Interview avec Jasmin Nunige

14. juin 2016

Jasmin Nunige est née et a grandi à Davos; en tant que jeune athlète, elle pratiquait le ski de fond et faisait partie de la sélection nationale suisse de skieurs de fond. Elle a représenté la Suisse aux Jeux olympiques de 1994 à Lillehammer. Outre divers succès en ski de fond, Jasmin a également laissé son empreinte dans l'univers de la course en montagne. Elle a notamment plusieurs fois remporté le Swiss Alpine Marathon K78 et le LGT Alpin Marathon. En 2011, Jasmin a appris qu'elle était atteinte de la sclérose en plaques (SEP). Depuis, elle nous impressionne par sa gestion de la maladie.  

Malgré la maladie, tu accomplis toujours des performances exceptionnelles. Comment gères-tu l'incertitude liée au fait que tout pourrait soudain s'arrêter?  

J'ai conscience du risque qu'une poussée puisse se déclencher à tout moment. Mais je ne me laisse pas trop atteindre et j'essaye de profiter de l'instant. Pour être parée à toute éventualité, j'ai commencé à apprendre de nouvelles choses et à reprendre d'anciennes activités comme l'équitation. Ma vie vaudra d'être vécue, quoi qu'il advienne.

Quels conseils donnerais-tu aux sportifs qui doivent affronter une maladie?  

Rien ne sert de combattre: il faut faire progresser son corps. Le combat ne peut durer que sur le court terme. C'est d'ailleurs valable pour tout le monde en compétition: combattre, c'est «se tendre». Et le corps est le plus performant lorsqu'il est détendu.

 

 

 

La course en montagne est ton point fort. Quels sont à tes yeux les trois principaux aspects à prendre en compte pour un coureur afin de bien maîtriser une course en montagne?  

  1. La sécurité sur le terrain: une course en montagne inclut très souvent des passages en descente. Il faut être prudent.
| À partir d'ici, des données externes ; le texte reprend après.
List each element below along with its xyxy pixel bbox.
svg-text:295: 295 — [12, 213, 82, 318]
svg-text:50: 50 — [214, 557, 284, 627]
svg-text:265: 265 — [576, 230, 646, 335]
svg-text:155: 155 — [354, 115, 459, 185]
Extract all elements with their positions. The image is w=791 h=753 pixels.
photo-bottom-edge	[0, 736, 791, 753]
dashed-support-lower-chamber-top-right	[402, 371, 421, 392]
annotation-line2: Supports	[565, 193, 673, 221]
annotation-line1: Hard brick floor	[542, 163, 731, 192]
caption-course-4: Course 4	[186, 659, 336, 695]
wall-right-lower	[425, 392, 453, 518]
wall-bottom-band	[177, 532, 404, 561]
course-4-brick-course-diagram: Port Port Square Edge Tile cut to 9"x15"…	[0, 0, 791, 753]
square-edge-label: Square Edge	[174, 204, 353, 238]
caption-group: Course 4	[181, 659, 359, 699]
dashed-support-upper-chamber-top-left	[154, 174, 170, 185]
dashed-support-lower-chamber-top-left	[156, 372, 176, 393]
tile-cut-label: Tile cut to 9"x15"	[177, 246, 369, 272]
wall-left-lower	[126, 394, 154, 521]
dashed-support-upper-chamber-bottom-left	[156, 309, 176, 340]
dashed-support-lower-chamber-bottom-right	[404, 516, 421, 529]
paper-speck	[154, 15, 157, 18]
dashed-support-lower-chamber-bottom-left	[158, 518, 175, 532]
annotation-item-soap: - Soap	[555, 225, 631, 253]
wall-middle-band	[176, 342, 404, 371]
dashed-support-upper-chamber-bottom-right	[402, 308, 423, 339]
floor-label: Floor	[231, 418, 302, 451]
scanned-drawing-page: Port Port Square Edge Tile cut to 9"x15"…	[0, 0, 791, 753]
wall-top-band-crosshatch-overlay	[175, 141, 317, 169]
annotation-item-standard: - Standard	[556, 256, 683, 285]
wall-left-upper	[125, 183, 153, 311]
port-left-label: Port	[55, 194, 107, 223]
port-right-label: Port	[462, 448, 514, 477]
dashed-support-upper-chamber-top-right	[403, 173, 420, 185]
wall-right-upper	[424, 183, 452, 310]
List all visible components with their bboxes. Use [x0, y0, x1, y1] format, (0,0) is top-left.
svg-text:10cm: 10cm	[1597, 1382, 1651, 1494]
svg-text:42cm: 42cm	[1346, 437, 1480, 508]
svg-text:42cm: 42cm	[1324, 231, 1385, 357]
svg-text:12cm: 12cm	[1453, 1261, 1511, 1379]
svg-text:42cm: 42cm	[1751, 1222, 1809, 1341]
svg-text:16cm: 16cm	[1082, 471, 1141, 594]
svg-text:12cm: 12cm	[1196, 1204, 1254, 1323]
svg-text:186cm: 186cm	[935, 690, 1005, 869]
Il est aussi utile de s'éloigner de nos terrains habituels pour s'entraîner à courir sur un sol inégal.
  2. Adapter sa technique au terrain: selon le degré de la pente, on est parfois plus rapide en marchant ou en courant à petites foulées. Il faut trouver ce qui fonctionne le mieux pour soi et s'y entraîner.
  3. Renforcer son système cardio-vasculaire: le pouls et la fréquence respiratoire sont en permanence élevés. Il est donc important d'avoir de bonnes bases et de s'entraîner pour l'endurance spécifique nécessaire en montagne.

Que se passe-t-il dans ta tête quand tu cours? Comment réagis-tu aux pensées négatives qui émergent parfois?  

En général, je suis très concentrée, patiente et réaliste. Je laisse très peu de choses traverser mes pensées. Je me concentre plutôt sur l'instant présent, notamment sur le terrain et le parcours. Je pense à des choses agréables, je profite de la nature et je me considère chanceuse d'être là où je suis. La compétition est ma récompense après tous ces efforts pendant l'entraînement.

Mais il faut être réaliste: il arrive toujours une crise, surtout pendant un ultra-marathon. C'est tout à fait normal. Mais je peux me prouver que je suis capable de réussir. Je me concentre sur le positif, j'utilise des images (p. ex. un super entraînement, franchir la ligne d'arrivée) et des messages positifs que j'envoie à mon corps et qui me permettent de repousser/masquer les pensées négatives.